Se la Biennale propone un focus sulle metamorfosi delle città, gli artisti prima seppelliscono con un corteo funebre le promesse di democrazia (come nel fantastico video Los Encargados di Jorge Galindo e Santiago Sierra, dove le icone del post-franchismo sfilano, in un macabro bianco e nero, tutte a testa in giù), poi si interrogano su chi verrà fatto fuori e non sarà un soggetto previsto nelle tabelle di marcia dei programmi governativi. Ai margini, vivono come degli invisibili i migranti e le comunità povere di Lima. Il peruviano Edi Hirose restituisce loro una scena con la serie fotografica Expansión: a fronte dei progetti architettonici ecosostenibili e delle modificazioni del panorama urbano, un numero impressionante di individui ha come luogo di vita una distesa per la morte: il cimitero di Nueva Esperanza, il secondo più grande al mondo. Qui si incontrano, ridono, mangiano pregano e fanno l’amore. Sono «scarti umani», rifiuti, come quelli che vengono spazzati via dal vento e da suoni cacofonici nel video dei brasiliani Cinthia Marcelle e il filmmaker Tiago Mata Machado. Si chiama The Century: similmente al muro messicano, è posto all’inizio del percorso e presenta una Storia deantropomorfizzata, che si è trasformata in una desolata discarica di scorie.

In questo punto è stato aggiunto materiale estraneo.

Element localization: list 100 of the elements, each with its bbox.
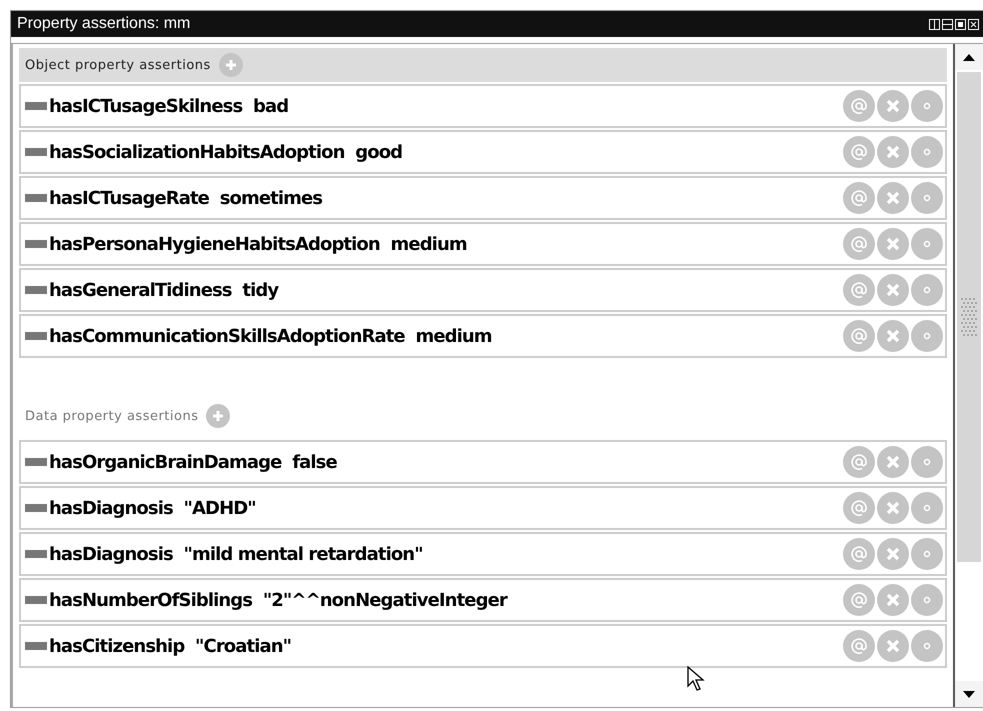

Rossella Biscotti (Molfetta, 1978, vive a Amsterdam) è l’unica presenza italiana a Istanbul. Interessata alle implicazioni politiche dell’arte, ogni sua installazione è un potente antidoto contro la narcolessi della coscienza. Stavolta, prende in esame una istituzione totale come il carcere e ambienta il suo video sull’isola di Santo Stefano. In quella prigione, fedele alle regole del panopticon descritte dal filosofo e giurista Jeremy Bentham nel 1791, sono passati migliaia di detenuti, spesso intellettuali, anarchici, dissidenti.

«Mi interessava soprattutto la sua assonanza con il teatro dell’opera San Carlo di Napoli – spiega l’artista -. Per leggere quell’archeologia penitenziaria in maniera contemporanea, mi sono fatta accompagnare da Nicola Valentino, che aveva pubblicato per Sensibili alle foglie il libro Ergastolo. Dopo aver visitato l’edificio, abbiamo scoperto il cimitero e immaginato una sorta di ‘pellegrinaggio’ annuale al cimitero, coinvolgendo le associazioni di detenuti». Un fiore rituale, in omaggio a chi dalla cella non è mai più uscito.

L’esclusione dell’«altro» (barbaro) passa anche per distruzione totale e la cancellazione di luoghi storici o interi paesi. È il caso sollevato da Hanna Farah Kufr Birim (Alijsh, 1960). In Distorted narra la scomparsa di Kufr Birim (l’artista ne ha assunto legalmente il nome), villaggio palestinese vicino ai confini libanesi, occupato da Israele nel 1948 e raso al suolo nel 1953. È da lì che proviene la sua famiglia, costretta all’esilio e a vivere in un campo per rifugiati nella Galilea: in una fotografia, Hanna Farah regge con la testa un arco instabile, rovina rimasta in piedi di quel passato culturale e sociale dove affondano le sue radici identitarie. Con l’unica cosa che possiede – il suo corpo – puntella la memoria, in una sfida di resistenza fisica e psicologica.